Zunächst ist festzustellen, dass die Beklagte für die Erteilung einer Aufenthaltserlaubnis für den Kläger zuständig ist. Nach § 1 a Abs. 1 der Verordnung über die Zuständigkeiten der Ausländerbehörden vom 21.06.1993 (GVBl. I, S. 260) ist zuständig die Ausländerbehörde, in deren Bezirk die Ausländerin oder der Ausländer den "gewöhnlichen Aufenthalt" hat oder wenn ein gewöhnlicher Aufenthalt nicht bekannt ist, in deren Bezirk sich die Notwendigkeit der Maßnahme oder Entscheidung ergibt, soweit nichts anderes bestimmt ist. Was als "gewöhnlicher Aufenthalt" in diesem Sinne anzusehen ist, ist in hessischen Normen - wie auch in anderen landesrechtlichen Vorschriften - nicht geregelt. Daher ist nach übereinstimmender obergerichtlicher Rechtsprechung für die Auslegung des Begriffs des gewöhnlichen Aufenthalts auf die gesetzliche Definition des § 30 Abs. 3 Satz 2 SGB I zurückzugreifen. Danach hat jemand den gewöhnlichen Aufenthalt dort, wo er sich unter Umständen aufhält, die erkennen lassen, dass er an diesem Ort oder in diesem Gebiet nicht nur vorübergehend verweilt. Hierfür ist eine in die Zukunft gerichtete Prognose erforderlich, die alle in Betracht kommenden Umstände berücksichtigt. Neben den tatsächlichen Verhältnissen gehören dazu auch ausländerrechtliche Regelungen und Entscheidungen, die den Verbleib eines Ausländers an einem bestimmten Ort beeinflussen. Dies können beispielsweise räumliche Aufenthaltsbeschränkungen nach § 56 Abs. 1 AsylVfG sein, aus dessen Regelung sich unmittelbar ergibt, dass der Aufenthalt des Ausländers außerhalb des Bereichs seiner Aufenthaltsbeschränkung nur vorübergehend ist.

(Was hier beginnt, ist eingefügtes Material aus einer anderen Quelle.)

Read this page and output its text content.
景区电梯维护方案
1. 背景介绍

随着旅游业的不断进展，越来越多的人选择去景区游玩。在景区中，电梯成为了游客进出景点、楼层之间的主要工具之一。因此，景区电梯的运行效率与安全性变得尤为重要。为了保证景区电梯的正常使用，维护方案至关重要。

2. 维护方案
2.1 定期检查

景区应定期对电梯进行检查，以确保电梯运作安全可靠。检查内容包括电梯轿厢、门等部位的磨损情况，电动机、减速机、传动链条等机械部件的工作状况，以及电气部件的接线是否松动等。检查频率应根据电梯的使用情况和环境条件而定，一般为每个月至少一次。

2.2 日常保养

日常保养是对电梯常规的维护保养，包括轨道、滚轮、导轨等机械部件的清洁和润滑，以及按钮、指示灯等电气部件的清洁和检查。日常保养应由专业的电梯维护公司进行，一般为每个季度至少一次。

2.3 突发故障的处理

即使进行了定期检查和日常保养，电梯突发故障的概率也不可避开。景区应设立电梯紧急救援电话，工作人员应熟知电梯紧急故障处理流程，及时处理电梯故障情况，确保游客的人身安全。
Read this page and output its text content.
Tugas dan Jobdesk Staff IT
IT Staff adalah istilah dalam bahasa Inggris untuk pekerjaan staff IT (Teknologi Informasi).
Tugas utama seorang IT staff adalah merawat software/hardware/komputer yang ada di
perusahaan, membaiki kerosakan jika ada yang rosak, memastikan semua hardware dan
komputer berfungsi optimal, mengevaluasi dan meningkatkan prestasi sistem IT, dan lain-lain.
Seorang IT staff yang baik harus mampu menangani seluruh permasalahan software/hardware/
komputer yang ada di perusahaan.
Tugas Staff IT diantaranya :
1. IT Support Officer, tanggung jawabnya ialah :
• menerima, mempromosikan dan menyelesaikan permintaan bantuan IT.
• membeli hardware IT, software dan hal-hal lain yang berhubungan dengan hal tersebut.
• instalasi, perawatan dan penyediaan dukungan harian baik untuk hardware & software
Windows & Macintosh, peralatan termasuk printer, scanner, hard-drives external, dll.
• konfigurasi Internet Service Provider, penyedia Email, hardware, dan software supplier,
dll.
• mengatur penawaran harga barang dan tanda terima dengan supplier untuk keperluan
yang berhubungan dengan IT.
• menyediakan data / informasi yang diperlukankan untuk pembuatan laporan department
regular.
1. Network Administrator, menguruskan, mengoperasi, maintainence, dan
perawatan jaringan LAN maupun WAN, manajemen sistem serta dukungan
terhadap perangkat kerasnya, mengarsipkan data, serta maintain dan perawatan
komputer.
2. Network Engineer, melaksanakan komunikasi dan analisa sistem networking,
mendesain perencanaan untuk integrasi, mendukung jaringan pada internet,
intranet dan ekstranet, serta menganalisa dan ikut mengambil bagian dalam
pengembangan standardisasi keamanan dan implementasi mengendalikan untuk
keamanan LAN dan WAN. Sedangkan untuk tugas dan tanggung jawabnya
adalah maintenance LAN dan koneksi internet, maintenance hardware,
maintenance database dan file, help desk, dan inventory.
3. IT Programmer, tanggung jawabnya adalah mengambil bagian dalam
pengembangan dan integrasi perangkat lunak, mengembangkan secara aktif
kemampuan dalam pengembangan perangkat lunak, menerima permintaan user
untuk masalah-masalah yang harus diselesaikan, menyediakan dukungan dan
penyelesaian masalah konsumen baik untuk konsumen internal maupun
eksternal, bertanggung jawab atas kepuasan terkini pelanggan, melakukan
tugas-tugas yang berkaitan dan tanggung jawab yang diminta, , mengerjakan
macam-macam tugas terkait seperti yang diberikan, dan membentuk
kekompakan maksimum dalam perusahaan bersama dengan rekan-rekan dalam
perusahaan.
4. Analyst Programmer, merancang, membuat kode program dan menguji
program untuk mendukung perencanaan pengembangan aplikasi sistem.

Da der Kläger im Zusammenhang mit seinem Asylverfahren dem Kreis D zugewiesen wurde und diese Zuweisung auch nicht mit rechtskräftiger Ablehnung des Asylantrags erloschen ist, sondern bis zu einer Ausreise oder anderweitigen Erledigung fortgilt (OVG Koblenz, Beschluss vom 16.01.2004 - 10 B 11661/03; s. auch § 56 Abs. 3 Satz 1 AsylVfG), würde dies dafür sprechen, dass der gewöhnliche Aufenthalt des Klägers in D ist. Zu den für die Prognose maßgeblichen ausländerrechtlichen Regelungen gehören allerdings auch Abschiebungshindernisse, wie solche, die sich aus einer schutzwürdigen familiären Beziehung nach Art. 6 Abs. 1 GG und einer damit zusammenhängigen örtlichen Bindung ergeben. Das OVG Hamburg hat in einem Beschluss vom 26.04.2006 (NVwZ-RR 2006, 827, 828) ausgeführt, dass unter besonderen Umständen eine Situation eintreten könne, in der der Aufenthalt des Ausländers nur in einem bestimmten Teil des Bundesgebiets als zukunftsoffen anzusehen sei, weil es für ihn unzumutbar sei, sich anderenorts aufzuhalten. Auch wenn er sich dort in formaler Hinsicht zu Unrecht aufhalte, sei sein Aufenthalt gleichwohl in diesem Sinne zukunftsoffen, wenn er einen Anspruch darauf habe, sich gerade an diesem Ort aufhalten zu dürfen. Dies zugrunde gelegt, hat der Kläger seinen gewöhnlichen Aufenthalt in Wiesbaden, da er sich tatsächlich hier seit Juni 2007 ständig aufhält. In Wiesbaden liegt auch der Mittelpunkt seiner Lebensbeziehungen, da er seit diesem Zeitpunkt zusammen mit seiner Ehefrau in einer gemeinsamen Wohnung lebt. Dies steht nach Überzeugung des Gerichts aufgrund der Befragung des Klägers und seiner Ehefrau in der mündlichen Verhandlung fest. Der Kläger hält sich daher unter Umständen in Wiesbaden auf, die erkennen lassen, dass er hier nicht nur vorübergehend verweilt. Da es dem Kläger aufgrund des Art. 6 Abs. 1 GG ermöglicht werden muss, seine eheliche Lebensgemeinschaft aufrechtzuerhalten, hat der Kläger trotz eines Verstoßes gegen die räumliche Aufenthaltsbeschränkung seinen gewöhnlichen Aufenthalt in Wiesbaden begründet.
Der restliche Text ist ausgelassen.